Interaction of SvtR and a 17-bp oligomer (17m) derived from the promoter region of the gp08 gene followed by NMR. Spectra were recorded at 25 °C with buffer D. A, imino region of the one-dimensional ¹H spectrum of 17m DNA alone (black), and in the presence of SvtR dimer at a molar ratio of 1:1 (blue) or 1:2 (violet). B, superpositions of the ¹H-¹⁵N HSQC spectra of SvtR dimer alone (green) and in the presence of the 17m DNA (blue).
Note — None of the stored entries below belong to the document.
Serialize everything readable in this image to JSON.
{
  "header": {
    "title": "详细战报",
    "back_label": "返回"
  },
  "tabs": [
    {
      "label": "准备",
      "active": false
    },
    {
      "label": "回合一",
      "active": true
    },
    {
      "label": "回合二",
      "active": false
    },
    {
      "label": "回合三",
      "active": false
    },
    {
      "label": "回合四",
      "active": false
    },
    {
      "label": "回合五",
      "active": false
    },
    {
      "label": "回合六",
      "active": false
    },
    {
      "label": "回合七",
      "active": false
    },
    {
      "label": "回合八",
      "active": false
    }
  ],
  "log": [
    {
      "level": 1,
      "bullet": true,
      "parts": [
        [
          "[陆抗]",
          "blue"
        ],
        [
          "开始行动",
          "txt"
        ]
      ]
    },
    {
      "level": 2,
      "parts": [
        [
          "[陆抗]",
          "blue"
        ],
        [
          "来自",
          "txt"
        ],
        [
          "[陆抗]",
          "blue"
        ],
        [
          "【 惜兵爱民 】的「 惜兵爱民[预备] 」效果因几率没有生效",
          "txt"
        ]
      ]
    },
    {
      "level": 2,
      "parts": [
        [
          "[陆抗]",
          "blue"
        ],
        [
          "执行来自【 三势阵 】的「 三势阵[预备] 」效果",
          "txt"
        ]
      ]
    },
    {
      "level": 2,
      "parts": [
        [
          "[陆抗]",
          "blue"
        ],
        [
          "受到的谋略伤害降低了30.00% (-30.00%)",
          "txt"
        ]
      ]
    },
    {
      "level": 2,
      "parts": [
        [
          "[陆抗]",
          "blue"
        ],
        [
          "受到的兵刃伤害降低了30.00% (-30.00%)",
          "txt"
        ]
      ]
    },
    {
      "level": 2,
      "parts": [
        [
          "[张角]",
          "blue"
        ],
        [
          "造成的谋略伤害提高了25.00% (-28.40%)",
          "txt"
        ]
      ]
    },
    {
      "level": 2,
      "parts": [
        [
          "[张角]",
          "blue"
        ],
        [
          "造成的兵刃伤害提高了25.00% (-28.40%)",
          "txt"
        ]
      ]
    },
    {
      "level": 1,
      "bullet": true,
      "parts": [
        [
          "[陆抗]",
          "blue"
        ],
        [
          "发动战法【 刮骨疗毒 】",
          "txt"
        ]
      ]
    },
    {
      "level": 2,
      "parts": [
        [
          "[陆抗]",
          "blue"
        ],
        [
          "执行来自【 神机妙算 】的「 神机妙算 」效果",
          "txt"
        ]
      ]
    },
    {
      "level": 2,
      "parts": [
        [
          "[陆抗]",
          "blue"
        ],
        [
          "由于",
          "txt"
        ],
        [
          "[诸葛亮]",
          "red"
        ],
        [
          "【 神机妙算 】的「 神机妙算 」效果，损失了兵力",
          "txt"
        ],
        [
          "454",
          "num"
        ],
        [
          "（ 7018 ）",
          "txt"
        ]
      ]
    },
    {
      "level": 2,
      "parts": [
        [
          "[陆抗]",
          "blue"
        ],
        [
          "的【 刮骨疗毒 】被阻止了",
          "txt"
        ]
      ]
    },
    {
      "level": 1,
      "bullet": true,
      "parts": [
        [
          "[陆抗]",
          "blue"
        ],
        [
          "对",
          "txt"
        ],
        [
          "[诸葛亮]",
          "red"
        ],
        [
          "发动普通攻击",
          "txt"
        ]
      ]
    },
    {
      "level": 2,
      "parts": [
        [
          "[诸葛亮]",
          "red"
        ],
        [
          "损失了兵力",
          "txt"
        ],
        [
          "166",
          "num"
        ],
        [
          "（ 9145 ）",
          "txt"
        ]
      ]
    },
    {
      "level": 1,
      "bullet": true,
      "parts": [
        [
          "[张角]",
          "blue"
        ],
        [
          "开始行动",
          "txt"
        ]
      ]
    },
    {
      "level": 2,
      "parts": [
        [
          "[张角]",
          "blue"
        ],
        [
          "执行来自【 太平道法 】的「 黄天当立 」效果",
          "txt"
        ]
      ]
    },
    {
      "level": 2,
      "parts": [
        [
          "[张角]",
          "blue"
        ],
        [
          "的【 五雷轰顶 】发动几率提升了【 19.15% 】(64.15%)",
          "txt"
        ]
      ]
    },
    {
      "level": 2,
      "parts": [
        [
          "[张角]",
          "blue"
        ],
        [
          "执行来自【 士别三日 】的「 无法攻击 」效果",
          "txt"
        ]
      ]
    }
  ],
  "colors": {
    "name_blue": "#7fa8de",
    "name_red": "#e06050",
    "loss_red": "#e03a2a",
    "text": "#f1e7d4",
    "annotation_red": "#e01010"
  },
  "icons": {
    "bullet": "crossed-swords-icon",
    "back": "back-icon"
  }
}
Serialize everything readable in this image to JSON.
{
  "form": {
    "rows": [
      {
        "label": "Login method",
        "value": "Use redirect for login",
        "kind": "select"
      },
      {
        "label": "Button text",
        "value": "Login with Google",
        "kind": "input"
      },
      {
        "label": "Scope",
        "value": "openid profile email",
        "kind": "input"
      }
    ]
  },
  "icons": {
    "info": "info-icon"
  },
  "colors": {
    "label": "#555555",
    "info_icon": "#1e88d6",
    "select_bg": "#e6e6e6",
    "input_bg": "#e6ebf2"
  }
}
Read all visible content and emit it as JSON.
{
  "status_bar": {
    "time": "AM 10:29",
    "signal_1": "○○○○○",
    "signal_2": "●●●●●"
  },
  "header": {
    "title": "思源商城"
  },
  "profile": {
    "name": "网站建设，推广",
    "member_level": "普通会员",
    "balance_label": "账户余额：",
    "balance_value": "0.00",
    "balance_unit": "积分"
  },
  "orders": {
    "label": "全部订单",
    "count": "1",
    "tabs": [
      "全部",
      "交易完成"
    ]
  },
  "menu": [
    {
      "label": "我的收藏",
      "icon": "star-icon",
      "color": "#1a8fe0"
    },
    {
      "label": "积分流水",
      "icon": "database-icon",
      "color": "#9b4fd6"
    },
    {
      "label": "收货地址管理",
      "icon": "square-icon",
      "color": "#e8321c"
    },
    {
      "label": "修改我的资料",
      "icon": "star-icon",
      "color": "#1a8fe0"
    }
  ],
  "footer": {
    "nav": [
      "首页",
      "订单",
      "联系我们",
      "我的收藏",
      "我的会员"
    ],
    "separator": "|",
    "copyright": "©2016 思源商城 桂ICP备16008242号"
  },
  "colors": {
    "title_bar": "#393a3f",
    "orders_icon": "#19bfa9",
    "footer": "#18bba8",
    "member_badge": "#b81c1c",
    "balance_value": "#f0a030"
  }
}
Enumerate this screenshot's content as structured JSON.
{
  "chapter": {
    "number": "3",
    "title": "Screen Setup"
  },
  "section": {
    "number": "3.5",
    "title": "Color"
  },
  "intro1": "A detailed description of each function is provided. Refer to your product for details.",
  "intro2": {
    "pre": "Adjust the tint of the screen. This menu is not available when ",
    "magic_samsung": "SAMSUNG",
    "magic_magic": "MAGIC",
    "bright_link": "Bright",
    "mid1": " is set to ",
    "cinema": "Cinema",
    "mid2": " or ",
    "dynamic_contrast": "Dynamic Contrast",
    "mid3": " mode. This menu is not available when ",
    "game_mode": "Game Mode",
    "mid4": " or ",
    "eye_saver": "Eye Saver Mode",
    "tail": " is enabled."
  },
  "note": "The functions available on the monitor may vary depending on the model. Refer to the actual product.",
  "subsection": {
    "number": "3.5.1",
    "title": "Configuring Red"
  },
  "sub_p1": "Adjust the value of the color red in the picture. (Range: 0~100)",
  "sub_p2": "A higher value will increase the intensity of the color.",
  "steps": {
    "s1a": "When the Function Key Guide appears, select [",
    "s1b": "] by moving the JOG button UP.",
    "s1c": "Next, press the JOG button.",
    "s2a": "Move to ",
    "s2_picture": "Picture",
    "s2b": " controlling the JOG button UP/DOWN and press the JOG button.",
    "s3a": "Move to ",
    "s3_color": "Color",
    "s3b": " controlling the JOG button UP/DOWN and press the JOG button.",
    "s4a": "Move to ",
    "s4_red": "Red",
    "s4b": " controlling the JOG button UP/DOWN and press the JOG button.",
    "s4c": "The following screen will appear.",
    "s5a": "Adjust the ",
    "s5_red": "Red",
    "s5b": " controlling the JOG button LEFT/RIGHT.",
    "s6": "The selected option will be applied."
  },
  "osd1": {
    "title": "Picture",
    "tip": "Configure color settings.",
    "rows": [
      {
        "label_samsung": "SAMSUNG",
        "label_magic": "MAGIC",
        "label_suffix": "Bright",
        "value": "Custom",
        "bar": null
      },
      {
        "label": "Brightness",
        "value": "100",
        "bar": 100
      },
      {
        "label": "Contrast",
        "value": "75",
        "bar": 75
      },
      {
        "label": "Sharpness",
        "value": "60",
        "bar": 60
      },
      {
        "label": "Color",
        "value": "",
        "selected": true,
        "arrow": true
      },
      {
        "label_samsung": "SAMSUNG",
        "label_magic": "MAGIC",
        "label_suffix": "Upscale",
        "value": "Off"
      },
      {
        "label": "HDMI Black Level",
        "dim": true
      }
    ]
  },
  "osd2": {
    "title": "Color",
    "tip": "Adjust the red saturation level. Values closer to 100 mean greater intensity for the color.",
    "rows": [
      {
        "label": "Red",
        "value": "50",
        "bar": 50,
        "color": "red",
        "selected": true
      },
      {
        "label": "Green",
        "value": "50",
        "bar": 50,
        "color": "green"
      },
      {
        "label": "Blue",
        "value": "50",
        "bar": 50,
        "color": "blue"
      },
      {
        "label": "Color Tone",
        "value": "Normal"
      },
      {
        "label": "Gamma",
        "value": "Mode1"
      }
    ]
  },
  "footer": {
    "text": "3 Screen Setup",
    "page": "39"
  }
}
The molar ratio of protein dimer:DNA was 1:1 (top spectrum) or 6:1 (bottom). *, resonances that do not match the frequencies of isolated SvtR are indicated; #, noise ridge spurious signal; +, folded arginine side-chain signal, their ¹⁵N positions in the spectra are different because isolated protein and SvtR:17m spectra were acquired with different spectral widths; C, relative intensity (RI) of the ¹H-¹⁵N HSQC signals of free SvtR signals in the presence of 17m (3 dimers per DNA molar ratio) and of isolated SvtR as a function of residue number. A threshold value was arbitrarily drawn at 0.12 RI. RI values are given in arbitrary units. Signals of residues 3–12, which showed high apparent RI values (1.7–7.2) are not displayed, because their intensities in the protein-DNA mixture were due to both free and bound protein. In D: top, surface electrostatic potential of SvtR best structure (blue = positive charge, red = negative charge); middle, ribbon diagram of the structure of SvtR to show the orientation of the surface representations; bottom, CPK representation of SvtR best structure. All the atoms of the residues with amide relative intensities lower than 0.12 are shown in black. Labels are shown only for one monomer in yellow for residues on the β-sheet face or in magenta for residues that are not exposed on the β-sheet face.